You can find a betel box in every Peranakan house, usually near the entrance. When you come for a visit, the house owner usually offers the betel inside to you. If they do and you are not into betel (because, let’s face it, why would you?), the tradition is to at least must touch the box as a sign of respect. Kinda like thank you, but no thank you.
I have seen a similar container in my grandparents’ house. Though unlike in Peranakan culture, it wasn’t placed near the entrance.
Alvin also placed beautifully decorated spittoons on the stairs in the Intan. The spittoon is used to dispose of the chewed betel leaves. It has been such an intrinsic part of the culture that spittoon is considered a status symbol in society. Strangely I have never seen one before in my grandparents’ house.
Dapur (Kitchen) Nyonya
The best part of the Intan was the retro-styled kitchen. Placed at the end of the longhouse it got plenty of sunlight from the back entrance. This kitchen reminded me so much of my grandmother’s kitchen. I could recall her soft demeanour, the smell of the legendary mutton soup and hearing my aunts chatter while busy preparing a feast, as I lingered unnecessarily long in the kitchen trying to soak the memories that somehow escaped my mind all these times.

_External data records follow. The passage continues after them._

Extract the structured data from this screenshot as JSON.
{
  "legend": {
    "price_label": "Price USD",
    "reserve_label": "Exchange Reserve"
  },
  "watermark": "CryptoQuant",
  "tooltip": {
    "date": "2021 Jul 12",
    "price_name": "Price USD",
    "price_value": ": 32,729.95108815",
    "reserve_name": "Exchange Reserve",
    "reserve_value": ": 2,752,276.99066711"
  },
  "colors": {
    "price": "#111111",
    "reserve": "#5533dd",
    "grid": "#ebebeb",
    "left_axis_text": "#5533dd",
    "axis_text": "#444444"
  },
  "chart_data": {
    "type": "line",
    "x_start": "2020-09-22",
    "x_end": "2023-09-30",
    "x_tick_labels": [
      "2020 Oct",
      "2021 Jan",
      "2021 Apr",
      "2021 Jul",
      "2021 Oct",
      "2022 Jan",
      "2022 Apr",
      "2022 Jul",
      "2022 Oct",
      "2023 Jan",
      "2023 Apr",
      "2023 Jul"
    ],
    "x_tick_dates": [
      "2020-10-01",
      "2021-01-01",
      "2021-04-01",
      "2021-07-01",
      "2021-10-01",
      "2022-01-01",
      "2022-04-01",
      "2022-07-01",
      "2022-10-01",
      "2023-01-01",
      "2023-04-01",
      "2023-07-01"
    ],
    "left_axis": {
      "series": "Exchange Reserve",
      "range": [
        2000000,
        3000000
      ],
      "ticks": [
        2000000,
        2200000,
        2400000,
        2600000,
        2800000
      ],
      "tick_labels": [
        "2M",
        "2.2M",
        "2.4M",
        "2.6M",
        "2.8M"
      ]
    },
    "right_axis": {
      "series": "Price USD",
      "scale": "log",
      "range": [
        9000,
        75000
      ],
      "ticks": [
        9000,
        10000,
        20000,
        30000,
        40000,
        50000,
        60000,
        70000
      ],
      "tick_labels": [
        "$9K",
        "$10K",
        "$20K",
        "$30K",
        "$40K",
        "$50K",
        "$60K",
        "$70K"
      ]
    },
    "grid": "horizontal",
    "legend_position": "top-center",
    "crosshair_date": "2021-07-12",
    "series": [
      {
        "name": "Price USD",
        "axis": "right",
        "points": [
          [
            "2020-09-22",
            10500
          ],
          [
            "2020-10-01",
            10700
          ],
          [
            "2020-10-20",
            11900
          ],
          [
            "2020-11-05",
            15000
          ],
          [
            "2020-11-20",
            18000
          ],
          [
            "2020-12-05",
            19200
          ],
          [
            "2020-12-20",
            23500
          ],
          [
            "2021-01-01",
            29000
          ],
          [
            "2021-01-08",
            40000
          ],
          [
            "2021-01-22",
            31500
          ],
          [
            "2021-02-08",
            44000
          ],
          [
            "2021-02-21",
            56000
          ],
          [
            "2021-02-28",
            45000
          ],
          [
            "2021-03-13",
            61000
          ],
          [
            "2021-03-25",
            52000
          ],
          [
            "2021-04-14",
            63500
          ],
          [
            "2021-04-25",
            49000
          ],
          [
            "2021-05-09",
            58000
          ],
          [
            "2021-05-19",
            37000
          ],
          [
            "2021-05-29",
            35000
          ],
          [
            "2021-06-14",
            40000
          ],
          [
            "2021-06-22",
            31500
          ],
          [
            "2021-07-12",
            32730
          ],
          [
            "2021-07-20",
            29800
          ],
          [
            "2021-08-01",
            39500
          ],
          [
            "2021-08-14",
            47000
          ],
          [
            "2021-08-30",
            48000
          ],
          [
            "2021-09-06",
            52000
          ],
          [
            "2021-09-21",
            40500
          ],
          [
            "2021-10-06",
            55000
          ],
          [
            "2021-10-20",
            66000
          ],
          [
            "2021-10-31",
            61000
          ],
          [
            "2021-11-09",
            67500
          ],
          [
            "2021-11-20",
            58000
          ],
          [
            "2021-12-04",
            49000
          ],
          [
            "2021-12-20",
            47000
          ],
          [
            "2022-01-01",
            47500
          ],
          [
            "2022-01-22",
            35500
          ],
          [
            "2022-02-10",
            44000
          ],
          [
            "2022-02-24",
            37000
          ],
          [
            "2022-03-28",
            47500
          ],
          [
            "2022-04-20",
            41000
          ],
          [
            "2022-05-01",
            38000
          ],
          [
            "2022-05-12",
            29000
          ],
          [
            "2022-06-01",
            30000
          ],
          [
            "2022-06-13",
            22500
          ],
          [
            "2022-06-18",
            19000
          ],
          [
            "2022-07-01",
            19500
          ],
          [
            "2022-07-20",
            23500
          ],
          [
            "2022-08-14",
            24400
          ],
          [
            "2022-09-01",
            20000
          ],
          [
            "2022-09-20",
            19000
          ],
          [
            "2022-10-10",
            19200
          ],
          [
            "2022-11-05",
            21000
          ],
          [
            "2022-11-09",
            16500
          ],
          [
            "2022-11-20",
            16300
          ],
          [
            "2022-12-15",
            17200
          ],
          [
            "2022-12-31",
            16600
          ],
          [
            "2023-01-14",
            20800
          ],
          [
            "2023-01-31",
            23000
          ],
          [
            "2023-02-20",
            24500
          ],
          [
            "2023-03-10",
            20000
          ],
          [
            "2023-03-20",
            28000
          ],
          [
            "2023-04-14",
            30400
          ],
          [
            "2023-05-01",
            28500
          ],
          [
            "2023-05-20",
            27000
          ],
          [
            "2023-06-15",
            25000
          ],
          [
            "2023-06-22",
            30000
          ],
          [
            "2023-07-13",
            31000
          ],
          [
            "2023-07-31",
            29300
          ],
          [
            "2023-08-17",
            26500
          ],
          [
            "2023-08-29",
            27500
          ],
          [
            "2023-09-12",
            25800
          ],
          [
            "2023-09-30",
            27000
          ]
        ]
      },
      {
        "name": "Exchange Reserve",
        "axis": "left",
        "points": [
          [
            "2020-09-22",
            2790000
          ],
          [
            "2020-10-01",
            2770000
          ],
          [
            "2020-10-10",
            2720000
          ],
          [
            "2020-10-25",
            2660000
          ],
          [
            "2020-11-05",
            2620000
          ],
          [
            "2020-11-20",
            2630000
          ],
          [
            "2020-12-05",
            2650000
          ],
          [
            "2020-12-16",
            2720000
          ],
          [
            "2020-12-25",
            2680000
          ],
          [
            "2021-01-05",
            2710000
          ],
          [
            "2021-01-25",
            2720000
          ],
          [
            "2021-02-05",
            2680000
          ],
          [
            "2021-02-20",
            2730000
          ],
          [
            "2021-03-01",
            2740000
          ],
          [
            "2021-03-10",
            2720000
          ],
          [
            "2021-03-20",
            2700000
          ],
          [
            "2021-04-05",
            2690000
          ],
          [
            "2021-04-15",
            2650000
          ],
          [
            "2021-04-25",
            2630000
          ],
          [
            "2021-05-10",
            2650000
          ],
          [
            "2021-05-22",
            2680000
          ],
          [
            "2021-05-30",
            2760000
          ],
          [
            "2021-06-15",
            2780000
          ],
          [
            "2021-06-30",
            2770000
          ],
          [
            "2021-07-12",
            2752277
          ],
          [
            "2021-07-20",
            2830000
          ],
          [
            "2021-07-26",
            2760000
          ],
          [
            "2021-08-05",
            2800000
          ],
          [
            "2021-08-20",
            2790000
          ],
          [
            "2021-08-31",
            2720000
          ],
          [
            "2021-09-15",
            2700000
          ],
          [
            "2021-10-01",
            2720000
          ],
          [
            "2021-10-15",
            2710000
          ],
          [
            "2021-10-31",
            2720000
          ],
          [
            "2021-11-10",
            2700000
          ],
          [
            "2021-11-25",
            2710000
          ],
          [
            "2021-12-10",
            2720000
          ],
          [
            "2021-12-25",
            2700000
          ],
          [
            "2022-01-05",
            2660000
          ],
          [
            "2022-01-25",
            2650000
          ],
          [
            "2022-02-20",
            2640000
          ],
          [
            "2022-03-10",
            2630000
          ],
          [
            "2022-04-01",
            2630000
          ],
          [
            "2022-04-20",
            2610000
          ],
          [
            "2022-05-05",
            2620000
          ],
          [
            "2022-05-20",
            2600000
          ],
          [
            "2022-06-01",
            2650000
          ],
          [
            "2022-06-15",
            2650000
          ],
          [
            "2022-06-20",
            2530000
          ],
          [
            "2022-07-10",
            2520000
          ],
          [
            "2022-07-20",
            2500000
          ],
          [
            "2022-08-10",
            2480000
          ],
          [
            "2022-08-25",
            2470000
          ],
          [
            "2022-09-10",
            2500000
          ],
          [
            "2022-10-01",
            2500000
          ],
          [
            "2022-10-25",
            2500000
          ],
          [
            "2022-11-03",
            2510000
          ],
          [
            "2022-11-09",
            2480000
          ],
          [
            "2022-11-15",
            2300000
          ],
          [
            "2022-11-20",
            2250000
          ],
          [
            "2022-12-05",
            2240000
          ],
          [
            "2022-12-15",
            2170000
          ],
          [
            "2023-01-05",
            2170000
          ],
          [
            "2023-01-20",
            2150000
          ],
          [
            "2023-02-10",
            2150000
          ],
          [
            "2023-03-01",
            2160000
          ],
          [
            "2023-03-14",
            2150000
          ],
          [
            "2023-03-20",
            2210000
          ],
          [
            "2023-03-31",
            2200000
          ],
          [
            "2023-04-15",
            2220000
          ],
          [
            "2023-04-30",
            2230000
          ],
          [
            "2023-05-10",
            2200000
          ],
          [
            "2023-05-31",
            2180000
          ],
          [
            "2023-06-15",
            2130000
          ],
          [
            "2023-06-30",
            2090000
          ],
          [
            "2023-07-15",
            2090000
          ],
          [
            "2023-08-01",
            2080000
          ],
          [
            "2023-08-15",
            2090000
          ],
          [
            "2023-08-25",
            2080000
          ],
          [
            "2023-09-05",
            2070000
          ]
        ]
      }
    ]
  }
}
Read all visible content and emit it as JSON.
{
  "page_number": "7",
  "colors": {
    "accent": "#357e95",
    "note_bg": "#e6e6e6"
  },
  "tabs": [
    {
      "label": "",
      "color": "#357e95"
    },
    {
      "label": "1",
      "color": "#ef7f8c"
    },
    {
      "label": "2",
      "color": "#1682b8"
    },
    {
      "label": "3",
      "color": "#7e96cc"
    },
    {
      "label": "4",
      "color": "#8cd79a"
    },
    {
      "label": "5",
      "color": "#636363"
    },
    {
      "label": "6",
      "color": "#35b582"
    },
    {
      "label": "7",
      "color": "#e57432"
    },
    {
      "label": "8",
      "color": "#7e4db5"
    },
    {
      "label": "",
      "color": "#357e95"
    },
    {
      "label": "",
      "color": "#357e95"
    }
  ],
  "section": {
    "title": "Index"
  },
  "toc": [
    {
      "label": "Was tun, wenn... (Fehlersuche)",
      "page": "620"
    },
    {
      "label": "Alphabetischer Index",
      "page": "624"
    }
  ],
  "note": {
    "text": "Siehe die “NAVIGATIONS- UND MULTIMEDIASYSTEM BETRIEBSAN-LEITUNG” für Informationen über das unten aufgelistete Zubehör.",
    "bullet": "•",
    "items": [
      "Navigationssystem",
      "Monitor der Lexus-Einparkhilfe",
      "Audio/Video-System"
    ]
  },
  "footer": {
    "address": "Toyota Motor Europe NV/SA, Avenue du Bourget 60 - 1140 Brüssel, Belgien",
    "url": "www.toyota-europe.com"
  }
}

If you have been following this blog enough, you would know that the museum gift shop is one of my guilty pleasures. Hence, my last stop at the Intan. The small gift shop is located right at the back of the house. I got a Peranakan tile magnet as a souvenir for my friend Priscilla from there. I thanked Alvin for his warm hospitality and stepped out back to Singapore where I am much more familiar.
The Intan house is a Peranakan treasure chest. It celebrates the blending of different cultures and traditions and adds richness to the world culture. if Asian culture is your cup of tea, do pay it a visit (booking must be made in advance) and both Pinang Peranakan Museum and Blue Mansion in Penang Malaysia.